Daha başka başka zulümler. Aklımızda kaldığı kadarını zikredelim. Zikredelim ki, o günleri yaşayanlar hatırlasınlar, yaşamayanlar duysunlar…
-Üniversitelere başörtüsü yasağı getirildi. On binlerce başörtülü evladımız bu nedenle ya okullarından atıldı, ya da kendi istekleriyle eğitimlerine ara (son) verdi.
-Başörtülü memurlar da yine aynı şekilde ya işlerinden oldular, ya da memuriyetten ayrılmak zorunda kaldılar.
-İlkokul ile Orta Okul birleştirildi 8 yıllık kesintisiz zorunlu eğitim dayatıldı. İmam Hatip Liseleri ile Meslek Liseleri işlevsiz hale getirildi. (Türkiye’de bu yüzden günümüzde dahi hala sanayide orta kalifiye eleman sıkıntısı yaşanmaktadır.)
-Anneleri başörtülü, babaları sakallı diye binlerce ordu mensubu suçsuz günahsız ihraç edildi. İhraç edilenlere başka kurumlarda da çalışma yasağı getirildi. Yani açlığa ve yokluğa mahkûm edildiler.
-Devlet kadrolarında bulunan yüz binlerce memur-işçi fişlendi.
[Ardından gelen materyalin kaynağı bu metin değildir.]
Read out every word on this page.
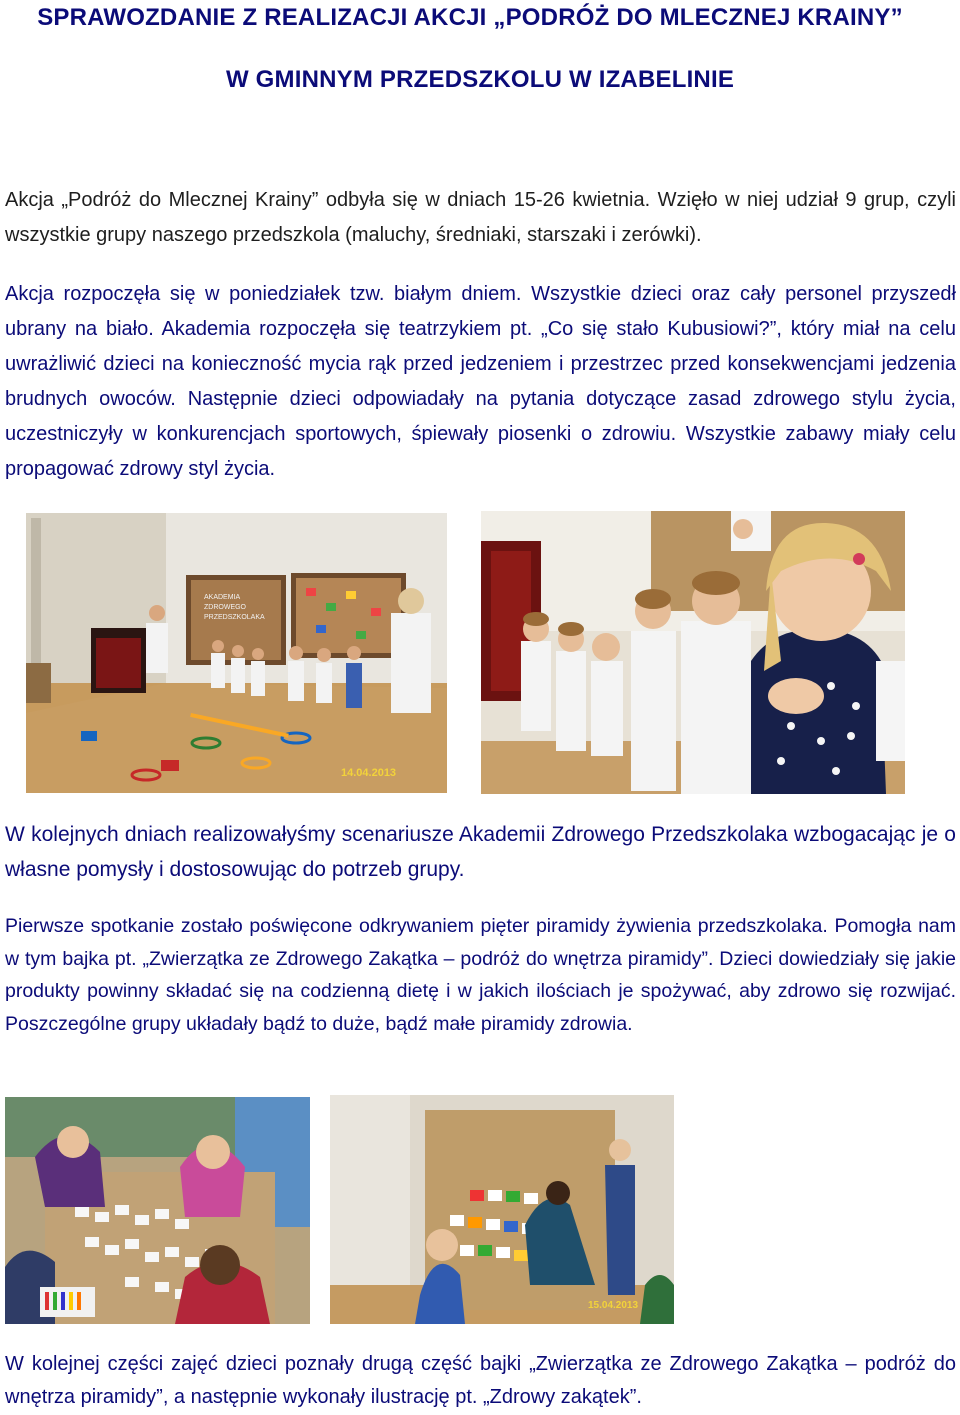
SPRAWOZDANIE Z REALIZACJI AKCJI „PODRÓŻ DO MLECZNEJ KRAINY”
W GMINNYM PRZEDSZKOLU W IZABELINIE

Akcja „Podróż do Mlecznej Krainy” odbyła się w dniach 15-26 kwietnia. Wzięło w niej udział 9 grup, czyli wszystkie grupy naszego przedszkola (maluchy, średniaki, starszaki i zerówki).

Akcja rozpoczęła się w poniedziałek tzw. białym dniem. Wszystkie dzieci oraz cały personel przyszedł ubrany na biało. Akademia rozpoczęła się teatrzykiem pt. „Co się stało Kubusiowi?”, który miał na celu uwrażliwić dzieci na konieczność mycia rąk przed jedzeniem i przestrzec przed konsekwencjami jedzenia brudnych owoców. Następnie dzieci odpowiadały na pytania dotyczące zasad zdrowego stylu życia, uczestniczyły w konkurencjach sportowych, śpiewały piosenki o zdrowiu. Wszystkie zabawy miały celu propagować zdrowy styl życia.

AKADEMIA
ZDROWEGO
PRZEDSZKOLAKA
14.04.2013

W kolejnych dniach realizowałyśmy scenariusze Akademii Zdrowego Przedszkolaka wzbogacając je o własne pomysły i dostosowując do potrzeb grupy.

Pierwsze spotkanie zostało poświęcone odkrywaniem pięter piramidy żywienia przedszkolaka. Pomogła nam w tym bajka pt. „Zwierzątka ze Zdrowego Zakątka – podróż do wnętrza piramidy”. Dzieci dowiedziały się jakie produkty powinny składać się na codzienną dietę i w jakich ilościach je spożywać, aby zdrowo się rozwijać. Poszczególne grupy układały bądź to duże, bądź małe piramidy zdrowia.

15.04.2013

W kolejnej części zajęć dzieci poznały drugą część bajki „Zwierzątka ze Zdrowego Zakątka – podróż do wnętrza piramidy”, a następnie wykonały ilustrację pt. „Zdrowy zakątek”.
Haklarında çeşitli tahkikatler başlatıldı. Bir kısmı işlerinden oldu.
-O dönem iktidarda bulunan RP-DYP (Refahyol) hükümeti alaşağı edildi. Diğer hiçbir partiye dokunulmazken Refah Partisi kapatıldı. Refahyol Hükumetinin yerine Türk Silahlı Kuvvetleri tarafından kumanda edilen kukla koalisyonlar iş başına getirildi. Davul sivil hükümetlerin, tokmak TSK’nın elinde olduğu için devlet yönetiminde kaos çıktı. Ekonomi iflas etti. Ülke IMF kapılarında dilenir hale geldi.
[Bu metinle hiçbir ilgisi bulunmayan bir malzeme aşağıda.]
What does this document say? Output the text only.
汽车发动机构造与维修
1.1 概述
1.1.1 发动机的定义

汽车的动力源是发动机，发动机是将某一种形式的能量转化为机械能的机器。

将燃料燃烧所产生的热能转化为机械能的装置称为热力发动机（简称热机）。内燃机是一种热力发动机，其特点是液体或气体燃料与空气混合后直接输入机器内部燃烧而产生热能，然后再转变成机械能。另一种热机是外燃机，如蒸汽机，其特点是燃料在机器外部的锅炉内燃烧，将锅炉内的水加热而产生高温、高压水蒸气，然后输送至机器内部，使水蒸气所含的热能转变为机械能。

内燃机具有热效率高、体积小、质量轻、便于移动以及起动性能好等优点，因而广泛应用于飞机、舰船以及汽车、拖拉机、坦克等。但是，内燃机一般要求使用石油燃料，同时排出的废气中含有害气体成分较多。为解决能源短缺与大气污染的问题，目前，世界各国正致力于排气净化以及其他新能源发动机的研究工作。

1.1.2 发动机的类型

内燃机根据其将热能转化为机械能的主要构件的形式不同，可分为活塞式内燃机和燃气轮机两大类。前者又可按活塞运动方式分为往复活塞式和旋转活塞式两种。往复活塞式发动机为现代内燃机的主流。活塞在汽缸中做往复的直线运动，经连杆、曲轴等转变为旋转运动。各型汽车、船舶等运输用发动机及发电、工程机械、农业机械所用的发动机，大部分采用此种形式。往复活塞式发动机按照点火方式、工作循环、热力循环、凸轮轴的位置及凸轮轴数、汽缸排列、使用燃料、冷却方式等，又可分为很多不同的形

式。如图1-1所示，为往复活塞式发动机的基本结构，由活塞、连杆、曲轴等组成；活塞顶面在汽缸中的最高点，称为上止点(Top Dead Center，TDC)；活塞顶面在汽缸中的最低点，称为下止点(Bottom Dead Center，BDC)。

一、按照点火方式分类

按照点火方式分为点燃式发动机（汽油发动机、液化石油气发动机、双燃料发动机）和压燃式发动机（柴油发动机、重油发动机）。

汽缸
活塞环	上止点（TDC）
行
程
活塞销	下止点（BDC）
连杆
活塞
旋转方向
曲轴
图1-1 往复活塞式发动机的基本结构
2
-Milli ve manevi değerlere saygılı işadamlarına ait kuruluşlar ‘Yeşil Sermaye’ adı altında fişlendi, devlet o işletmelerin üzerine üzerine gitti, çoğu ya iflas etti ya da ekonomik hayatına son verdi. Anadolu Sermayesi ile kurulan ve bulundukları illere çok sayıda yatırım kazandıran katılımcı Holdinglerin tamamına yakını benzer politikalar ile yok edildi. Halkın o holdinglerdeki paraları çarçur oldu. Holding yöneticileri zelil edildi.
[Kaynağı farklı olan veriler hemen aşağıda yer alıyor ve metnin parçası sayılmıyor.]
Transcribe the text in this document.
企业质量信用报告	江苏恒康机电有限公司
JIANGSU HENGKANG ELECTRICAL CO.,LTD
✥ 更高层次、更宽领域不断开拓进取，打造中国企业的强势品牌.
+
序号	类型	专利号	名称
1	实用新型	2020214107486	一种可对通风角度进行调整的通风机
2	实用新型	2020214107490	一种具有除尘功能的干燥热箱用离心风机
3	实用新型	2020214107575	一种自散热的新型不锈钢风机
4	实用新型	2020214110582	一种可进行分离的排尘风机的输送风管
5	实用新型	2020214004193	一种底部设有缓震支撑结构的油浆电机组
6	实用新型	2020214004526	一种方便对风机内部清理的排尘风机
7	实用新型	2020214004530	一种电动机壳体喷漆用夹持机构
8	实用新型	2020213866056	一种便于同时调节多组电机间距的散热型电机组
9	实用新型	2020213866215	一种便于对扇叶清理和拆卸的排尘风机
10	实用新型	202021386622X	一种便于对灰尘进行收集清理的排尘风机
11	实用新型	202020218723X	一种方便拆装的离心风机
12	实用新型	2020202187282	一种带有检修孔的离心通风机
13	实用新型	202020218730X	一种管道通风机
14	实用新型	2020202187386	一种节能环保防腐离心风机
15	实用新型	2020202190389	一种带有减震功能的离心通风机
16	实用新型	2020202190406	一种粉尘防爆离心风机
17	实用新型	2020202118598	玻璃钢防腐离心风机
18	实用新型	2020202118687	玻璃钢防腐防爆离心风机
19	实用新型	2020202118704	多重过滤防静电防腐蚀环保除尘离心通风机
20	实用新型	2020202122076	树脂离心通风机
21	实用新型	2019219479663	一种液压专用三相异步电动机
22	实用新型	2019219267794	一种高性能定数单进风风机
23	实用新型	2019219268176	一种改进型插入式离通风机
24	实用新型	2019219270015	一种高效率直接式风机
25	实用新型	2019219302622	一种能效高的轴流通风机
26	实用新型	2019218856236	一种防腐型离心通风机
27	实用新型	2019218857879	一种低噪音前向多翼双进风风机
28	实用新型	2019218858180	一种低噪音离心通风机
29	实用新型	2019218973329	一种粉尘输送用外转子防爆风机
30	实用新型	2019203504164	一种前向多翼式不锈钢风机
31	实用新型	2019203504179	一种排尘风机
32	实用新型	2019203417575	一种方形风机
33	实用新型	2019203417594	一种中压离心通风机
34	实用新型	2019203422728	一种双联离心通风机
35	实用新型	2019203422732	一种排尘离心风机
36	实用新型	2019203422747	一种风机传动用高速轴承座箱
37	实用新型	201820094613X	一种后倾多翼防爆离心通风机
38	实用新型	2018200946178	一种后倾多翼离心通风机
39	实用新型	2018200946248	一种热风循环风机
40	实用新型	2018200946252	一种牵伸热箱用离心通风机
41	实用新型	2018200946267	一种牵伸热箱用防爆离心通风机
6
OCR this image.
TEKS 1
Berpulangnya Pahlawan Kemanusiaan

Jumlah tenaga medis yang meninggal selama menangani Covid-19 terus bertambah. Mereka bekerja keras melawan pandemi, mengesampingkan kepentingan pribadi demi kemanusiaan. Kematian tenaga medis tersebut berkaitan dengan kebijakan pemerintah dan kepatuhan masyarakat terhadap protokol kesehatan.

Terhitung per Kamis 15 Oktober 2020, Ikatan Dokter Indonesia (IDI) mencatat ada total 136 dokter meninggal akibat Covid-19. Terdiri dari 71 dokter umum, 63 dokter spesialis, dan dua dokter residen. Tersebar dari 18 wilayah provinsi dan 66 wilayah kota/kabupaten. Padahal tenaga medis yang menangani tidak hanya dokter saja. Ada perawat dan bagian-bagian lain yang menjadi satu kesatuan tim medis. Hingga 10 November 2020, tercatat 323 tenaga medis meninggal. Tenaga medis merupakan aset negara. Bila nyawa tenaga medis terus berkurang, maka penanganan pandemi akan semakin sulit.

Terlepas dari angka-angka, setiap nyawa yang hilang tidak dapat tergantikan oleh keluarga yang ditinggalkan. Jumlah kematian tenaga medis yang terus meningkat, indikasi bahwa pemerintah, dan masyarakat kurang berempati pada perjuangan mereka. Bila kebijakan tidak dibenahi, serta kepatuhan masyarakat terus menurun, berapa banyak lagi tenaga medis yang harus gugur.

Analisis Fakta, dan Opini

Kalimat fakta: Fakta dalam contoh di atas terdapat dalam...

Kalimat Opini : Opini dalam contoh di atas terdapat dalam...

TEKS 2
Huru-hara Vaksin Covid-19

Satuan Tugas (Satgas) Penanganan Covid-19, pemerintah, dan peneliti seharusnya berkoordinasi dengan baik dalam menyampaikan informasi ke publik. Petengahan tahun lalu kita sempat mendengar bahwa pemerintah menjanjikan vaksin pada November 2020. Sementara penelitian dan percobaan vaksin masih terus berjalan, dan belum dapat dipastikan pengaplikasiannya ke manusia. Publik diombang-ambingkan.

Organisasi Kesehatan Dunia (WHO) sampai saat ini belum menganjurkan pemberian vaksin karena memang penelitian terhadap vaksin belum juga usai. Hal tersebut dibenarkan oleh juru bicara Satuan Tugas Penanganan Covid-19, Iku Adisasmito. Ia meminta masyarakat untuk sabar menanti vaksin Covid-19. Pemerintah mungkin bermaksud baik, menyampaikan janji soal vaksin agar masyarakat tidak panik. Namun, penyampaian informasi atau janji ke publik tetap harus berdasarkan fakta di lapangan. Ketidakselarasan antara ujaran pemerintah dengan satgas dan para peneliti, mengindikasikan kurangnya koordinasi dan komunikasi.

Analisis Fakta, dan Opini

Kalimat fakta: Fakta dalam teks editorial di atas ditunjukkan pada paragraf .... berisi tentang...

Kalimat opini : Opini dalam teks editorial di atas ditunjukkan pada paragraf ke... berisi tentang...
-Titrlerini bu zorba yönetimlere borçlu olan birçok soytarı Profesör ünvanlı din adamı türedi, dini kaideleri (ayet ve hadisler dahil) kesip biçtiler. O kadar ileri gittiler ki, Kur’an-ı Kerim’de başörtüsü ile ilgili ayet bulunmadığını, kurban bayramında kurban kesmek yerine parasının fakirlere dağıtılarak bu vecibenin yerine getirilebileceğini, hacca gidip Araplara para kazandırılacağına, fakirlerin sevindirilebileceğini savunan zavallı müptezeller televizyon kanallarında boy gösterdi.
….Ve daha neler neler…
Evet, zulüm ile abat olunmadı. Devlete ve millete bunu reva görenlerin tamamı Allah’ın gecikmez ve şaşmaz adaletiyle yüz yüze geldiler.
Bin yıl sürecek dedikleri süreç 6 yıl dahi sürmedi. Darbe yapanlara darbenin nasıl yapılacağını aziz millet 3 Kasım 2002’de gösterdi. Devleti yok olma tehlikesiyle karşı karşıya bırakanlar milletin iktidarı ile zelil oldular. Milletin iktidarı demokrasi, refah, mutluluk ve huzur getirdi. Türkiye büyüdü, büyüdü, büyüdü…
Hepse attıklarında, ‘artık muhtar bile olamaz’ dedikleri şahıs, önce Başbakan ardından Cumhurbaşkanı odu.
Ancak unutmamak gerekiyor. 28 Şubat zihniyeti etkisini yitirdi ama yok olmadı. 7 Şubat MİT operasyonuyla, 17-25 Aralık hukuk hamlesi ile, Gezi Kalkışması ile, 15 Temmuz hain girişimi ile yüzünü tekrar tekrar gösterdi.
Özetle 28 Şubat ne ilkti, ne de son olacak. Millet olarak daima uyanık olmamız gerekiyor.
Ne diyor ecdadımız. SÜ (asker) UYUR, DÜŞMAN UYUMAZ.